Note: In general, hypnotics should be given for only a limited time (less than 2 - 4 weeks).

Pharmacokinetics
1. Absorption and distribution
• BZDs are lipophilic, rapidly & completely absorbed after oral administration.

2. Durations of action:
• BZDs half-lives are very important clinically, because the duration of action may determine the therapeutic usefulness.
• BZDs can be roughly divided into short, intermediate & long-acting groups.
• Longer-acting agents form active metabolites with long half-lives.
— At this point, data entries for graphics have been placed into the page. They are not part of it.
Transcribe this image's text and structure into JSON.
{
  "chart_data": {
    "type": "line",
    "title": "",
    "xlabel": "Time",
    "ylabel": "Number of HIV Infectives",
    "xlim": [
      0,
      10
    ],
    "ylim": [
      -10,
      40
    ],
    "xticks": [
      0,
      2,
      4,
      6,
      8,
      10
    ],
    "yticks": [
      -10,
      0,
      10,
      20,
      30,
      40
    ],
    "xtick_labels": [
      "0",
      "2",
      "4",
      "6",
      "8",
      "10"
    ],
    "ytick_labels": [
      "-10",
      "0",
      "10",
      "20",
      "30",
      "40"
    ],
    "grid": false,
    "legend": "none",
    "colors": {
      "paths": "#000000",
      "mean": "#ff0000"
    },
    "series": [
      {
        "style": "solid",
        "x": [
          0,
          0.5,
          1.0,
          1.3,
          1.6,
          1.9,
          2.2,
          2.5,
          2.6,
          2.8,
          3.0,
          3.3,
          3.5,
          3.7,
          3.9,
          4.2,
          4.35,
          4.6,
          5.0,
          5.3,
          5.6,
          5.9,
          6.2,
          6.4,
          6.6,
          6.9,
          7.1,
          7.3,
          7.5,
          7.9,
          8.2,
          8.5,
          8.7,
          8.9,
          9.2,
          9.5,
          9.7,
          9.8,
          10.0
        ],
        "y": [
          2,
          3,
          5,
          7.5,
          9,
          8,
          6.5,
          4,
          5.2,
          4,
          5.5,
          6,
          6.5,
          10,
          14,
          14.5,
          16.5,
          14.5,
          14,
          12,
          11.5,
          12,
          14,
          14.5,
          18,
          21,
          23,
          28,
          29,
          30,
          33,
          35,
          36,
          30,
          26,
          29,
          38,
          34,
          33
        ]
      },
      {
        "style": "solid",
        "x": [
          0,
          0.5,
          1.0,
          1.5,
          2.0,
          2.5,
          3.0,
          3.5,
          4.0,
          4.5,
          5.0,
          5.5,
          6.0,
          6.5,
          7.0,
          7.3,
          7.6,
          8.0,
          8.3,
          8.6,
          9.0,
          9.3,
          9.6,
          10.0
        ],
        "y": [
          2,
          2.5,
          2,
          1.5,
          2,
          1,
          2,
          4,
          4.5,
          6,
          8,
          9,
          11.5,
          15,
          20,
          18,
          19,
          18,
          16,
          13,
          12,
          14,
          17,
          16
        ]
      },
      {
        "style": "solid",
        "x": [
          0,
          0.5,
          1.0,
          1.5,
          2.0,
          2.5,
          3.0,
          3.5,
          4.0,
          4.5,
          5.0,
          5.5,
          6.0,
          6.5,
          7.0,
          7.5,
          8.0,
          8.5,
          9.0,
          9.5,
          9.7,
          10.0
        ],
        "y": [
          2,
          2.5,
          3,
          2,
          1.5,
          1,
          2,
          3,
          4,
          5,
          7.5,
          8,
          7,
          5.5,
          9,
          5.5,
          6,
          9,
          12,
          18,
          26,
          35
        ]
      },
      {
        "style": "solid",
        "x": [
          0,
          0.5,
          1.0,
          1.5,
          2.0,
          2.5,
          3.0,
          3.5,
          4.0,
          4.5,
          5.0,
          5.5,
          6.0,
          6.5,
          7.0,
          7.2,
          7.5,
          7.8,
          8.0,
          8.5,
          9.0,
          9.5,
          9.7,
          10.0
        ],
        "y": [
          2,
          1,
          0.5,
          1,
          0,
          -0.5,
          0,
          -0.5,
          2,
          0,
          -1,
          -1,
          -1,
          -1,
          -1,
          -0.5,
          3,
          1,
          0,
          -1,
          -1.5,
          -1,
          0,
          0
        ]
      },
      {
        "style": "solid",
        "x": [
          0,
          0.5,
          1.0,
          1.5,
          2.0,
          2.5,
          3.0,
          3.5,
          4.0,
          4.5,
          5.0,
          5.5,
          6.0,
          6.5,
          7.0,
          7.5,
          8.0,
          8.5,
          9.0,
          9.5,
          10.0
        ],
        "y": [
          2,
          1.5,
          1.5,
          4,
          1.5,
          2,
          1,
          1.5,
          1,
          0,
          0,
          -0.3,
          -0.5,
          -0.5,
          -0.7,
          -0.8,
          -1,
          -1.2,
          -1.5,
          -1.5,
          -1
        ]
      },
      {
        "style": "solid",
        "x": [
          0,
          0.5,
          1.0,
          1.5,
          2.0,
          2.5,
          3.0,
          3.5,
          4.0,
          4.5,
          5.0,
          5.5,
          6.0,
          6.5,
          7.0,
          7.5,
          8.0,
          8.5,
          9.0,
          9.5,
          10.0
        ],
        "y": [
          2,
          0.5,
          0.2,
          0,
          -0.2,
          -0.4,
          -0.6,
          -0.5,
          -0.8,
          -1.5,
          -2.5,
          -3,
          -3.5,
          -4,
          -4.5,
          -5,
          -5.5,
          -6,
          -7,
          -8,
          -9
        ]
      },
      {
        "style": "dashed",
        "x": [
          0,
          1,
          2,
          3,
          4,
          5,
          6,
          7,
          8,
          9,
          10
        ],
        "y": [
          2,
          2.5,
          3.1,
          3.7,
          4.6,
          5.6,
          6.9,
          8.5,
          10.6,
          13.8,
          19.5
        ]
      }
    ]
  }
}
However, with some BZDs, the clinical durations of action do not always correlate with actual half-lives

3. Fate:
• For most BZDs, including chlordiazepoxide & diazepam, the apparent half-lives represents the combined actions of the parent drug & its metabolites.
• The drugs’ effects are terminated not only by excretion but also by redistribution.
• All BZDs cross the placental barrier & may depress the CNS of the newborn if given before birth.
• Nursing infants may also become exposed to the drugs in breast milk.

E. Dependence
• Psychological & physical dependence on BZDs can develop if high doses of the drugs are given over a prolonged period.
• Abrupt discontinuation of BZDs results in withdrawal symptoms (confusion, anxiety, agitation, restlessness, insomnia, tension and rarely seizures).
• Withdrawal symptoms may occur slowly & last a number of days after discontinuation of BZDs with long half-lives.
• BZDs with a short elimination half-life, such as triazolam, induce more abrupt & severe withdrawal reactions than those seen with drugs that are slowly eliminated such as flurazepam.

Adverse effects
• Drowsiness & confusion are most common.
• Ataxia occurs at high doses & precludes activities that require fine motor coordination, such as driving an automobile.
• Cognitive impairment.
• Triazolam, one of the most potent oral BZDs with rapid elimination, often shows a rapid development of tolerance, early morning insomnia & daytime anxiety as well as amnesia & confusion.

Precautions: BZDs
• Should be used cautiously in patients with liver disease.
• Should be avoided in patients with acute narrow-angle glaucoma.
• sedative-hypnotic effects are enhanced by alcohol & other CNS depressants.
• Are less dangerous than the older anxiolytic & hypnotic drugs, thus, a drug overdose is seldom lethal unless other central depressants, such as alcohol, are taken concurrently.

Benzodiazepine antagonist
• Flumazenil is a GABA-receptor antagonist that can rapidly reverse the effects of BZDs.
• It is available for IV administration only.
• Has rapid onset, but short duration, with a half life of about 1 hour.
• Frequent administration may be necessary to maintain reversal of a long-acting BZD.
• Administration of flumazenil may precipitate withdrawal in dependent patients or cause seizures if a BZD is used to control seizure activity.
• Seizures may also result if the patient ingests TCAs.
• Most common side effects are dizziness, nausea, vomiting & agitation.